This post is also available in: עברית (Hebrew)
The video analytics field has been driving the tech world crazy during the last couple of years. The new possibilities opened by designing a machine that can execute things that would take humans hours to complete, especially concerning classification and recommendation of content, is no less of a great revolution.
However, there’s a feeling that the field is yet to reach anywhere near it’s full potential. Viisights may just have the solution.
“Our main differentiator is the fact that we analyze video cognitively, and not as simple still frames one after the other out of a video, with no logical connection between them.

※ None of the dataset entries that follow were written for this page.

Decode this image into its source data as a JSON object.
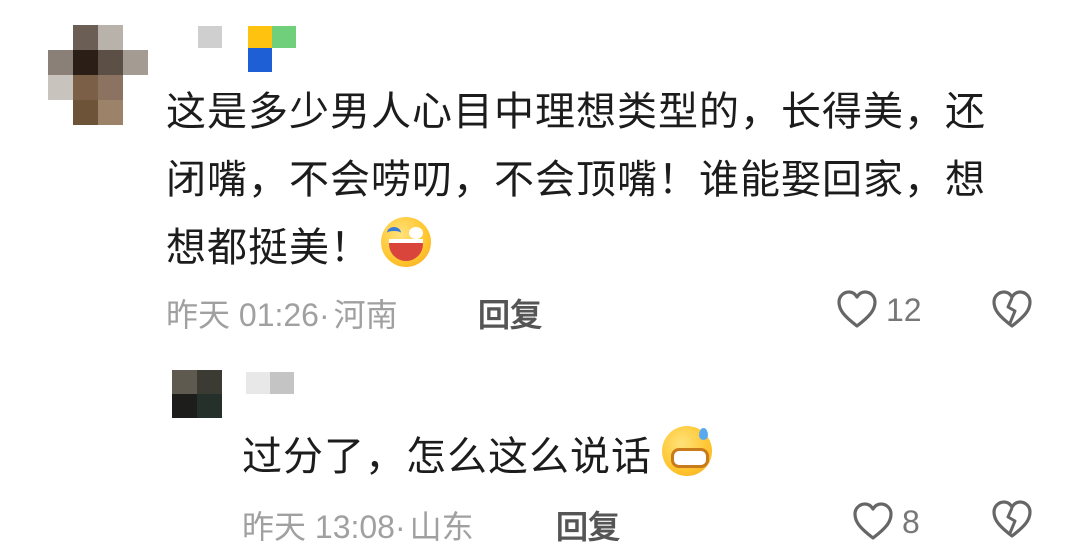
{
  "comments": [
    {
      "text_line1": "这是多少男人心目中理想类型的，长得美，还",
      "text_line2": "闭嘴，不会唠叨，不会顶嘴！谁能娶回家，想",
      "text_line3": "想都挺美！",
      "emoji": "laugh-crying-emoji",
      "time": "昨天 01:26",
      "location_sep": "·",
      "location": "河南",
      "reply_label": "回复",
      "like_count": "12",
      "colors": {
        "meta": "#a0a0a0"
      }
    }
  ],
  "reply": {
    "text": "过分了，怎么这么说话",
    "emoji": "grinning-sweat-emoji",
    "time": "昨天 13:08",
    "location_sep": "·",
    "location": "山东",
    "reply_label": "回复",
    "like_count": "8"
  }
}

This means that while most systems examine a few frames from the content and come up with a conclusion for the events, our system will reach it’s conclusion based on the frames while taking the concept of time into account,” explained Asaf Birenzvieg, the CEO of the company, which takes part at the security accelerator.
This point’s implications are unbelievable. A situation like a Molotov cocktail being thrown wouldn’t be detected by a system that analyzes according to single frames only and no sound analysis either. Thanks to viisights development, the situation would be clearly understood and detected.

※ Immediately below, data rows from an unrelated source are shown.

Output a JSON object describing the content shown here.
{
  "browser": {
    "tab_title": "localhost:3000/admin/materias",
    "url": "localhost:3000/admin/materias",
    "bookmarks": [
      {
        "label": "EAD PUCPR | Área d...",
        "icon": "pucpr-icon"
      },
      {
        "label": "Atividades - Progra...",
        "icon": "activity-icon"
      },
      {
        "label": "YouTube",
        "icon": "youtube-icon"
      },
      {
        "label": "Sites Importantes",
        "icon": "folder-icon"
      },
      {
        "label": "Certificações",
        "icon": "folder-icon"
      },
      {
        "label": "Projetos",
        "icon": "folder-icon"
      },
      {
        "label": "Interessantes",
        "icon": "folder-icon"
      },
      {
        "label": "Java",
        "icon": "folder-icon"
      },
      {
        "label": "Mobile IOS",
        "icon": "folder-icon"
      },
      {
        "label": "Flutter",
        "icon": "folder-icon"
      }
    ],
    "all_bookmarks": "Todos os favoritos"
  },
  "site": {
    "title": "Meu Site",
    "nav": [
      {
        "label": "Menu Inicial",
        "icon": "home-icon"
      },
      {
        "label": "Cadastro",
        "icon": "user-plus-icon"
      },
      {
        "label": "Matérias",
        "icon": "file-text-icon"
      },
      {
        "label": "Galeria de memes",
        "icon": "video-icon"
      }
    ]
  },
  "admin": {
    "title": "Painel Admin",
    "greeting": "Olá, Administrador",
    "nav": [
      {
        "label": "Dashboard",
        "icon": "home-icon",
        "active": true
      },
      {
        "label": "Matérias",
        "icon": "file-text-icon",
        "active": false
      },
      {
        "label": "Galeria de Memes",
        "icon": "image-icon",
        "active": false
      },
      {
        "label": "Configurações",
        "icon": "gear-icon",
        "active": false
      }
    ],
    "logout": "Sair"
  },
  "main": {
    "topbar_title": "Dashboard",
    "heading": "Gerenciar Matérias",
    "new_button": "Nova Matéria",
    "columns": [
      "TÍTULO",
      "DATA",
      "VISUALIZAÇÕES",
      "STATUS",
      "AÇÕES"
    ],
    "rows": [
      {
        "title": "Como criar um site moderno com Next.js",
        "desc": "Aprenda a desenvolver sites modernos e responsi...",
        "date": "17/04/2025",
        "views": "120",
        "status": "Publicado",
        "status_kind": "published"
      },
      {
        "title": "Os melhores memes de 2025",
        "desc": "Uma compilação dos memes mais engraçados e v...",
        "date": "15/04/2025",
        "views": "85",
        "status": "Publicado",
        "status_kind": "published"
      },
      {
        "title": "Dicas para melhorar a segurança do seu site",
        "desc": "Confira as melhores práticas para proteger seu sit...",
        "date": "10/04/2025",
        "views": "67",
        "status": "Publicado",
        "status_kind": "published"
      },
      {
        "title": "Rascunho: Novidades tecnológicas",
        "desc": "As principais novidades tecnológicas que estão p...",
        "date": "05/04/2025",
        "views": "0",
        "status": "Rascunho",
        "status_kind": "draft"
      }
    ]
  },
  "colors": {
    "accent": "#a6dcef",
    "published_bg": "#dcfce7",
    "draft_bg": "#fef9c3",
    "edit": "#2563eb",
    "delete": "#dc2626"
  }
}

The system, viisights experiencer for security & surveillance, uses text, sound and of course visual content in order to reach its conclusions. Besides immediate conclusions, it operates a self-learning mechanism – this means it’s getting smarter with every additional data that it analyzes, and the user can also point out mistakes through the system’s interface.
“If the system pointed out a man jumping over a fence, for example, when in fact it’s a man walking by a fence, you, as the user, can point that out and the system won’t make that mistake again. On the other hand, if it missed a man jumping over a fence that it was supposed to notice and you pointed that out, the system won’t make that mistake again either,” said Birenzveig. Another process done by the system is analyzing situations in a top-down manner. This means it notices large and general actions and the more it’s used it will widen and deepen its knowledge of a specific situation or action. The system uses a holistic approach which works in similar manner to the way the human mind operates new situations.
Another important component of the technology is the fact that it reads the situation and defines the actions in near real time. “In video analytics, accuracy and instancy are crucial for correct and relevant conclusions. If you’re talking about a vehicle theft, and the system sensed a moving vehicle, it won’t be relevant if it takes the system a few minutes to understand the situation because the criminals will have driven off by then. Also, if the criminal is actually the vehicle owner, and law enforcement teams were invited for nothing, it creates massive inefficiency,” emphasized Birenzvieg.
While it may seem like the system has been in development for years, Birenzvieg explains that this wasn’t the original plan at all: “At first we wanted to focus on content managing and recommendation, a problem many are trying to cope with. As the time passed, we understood our technology is better suited to the security sector, civil or military”. At this point, the company made a brave turn and during the last year changed its concept of development, audience and more than anything else, its products main use.
The future looks bright for the young company, and it will be interesting to follow and watch its next technological developments.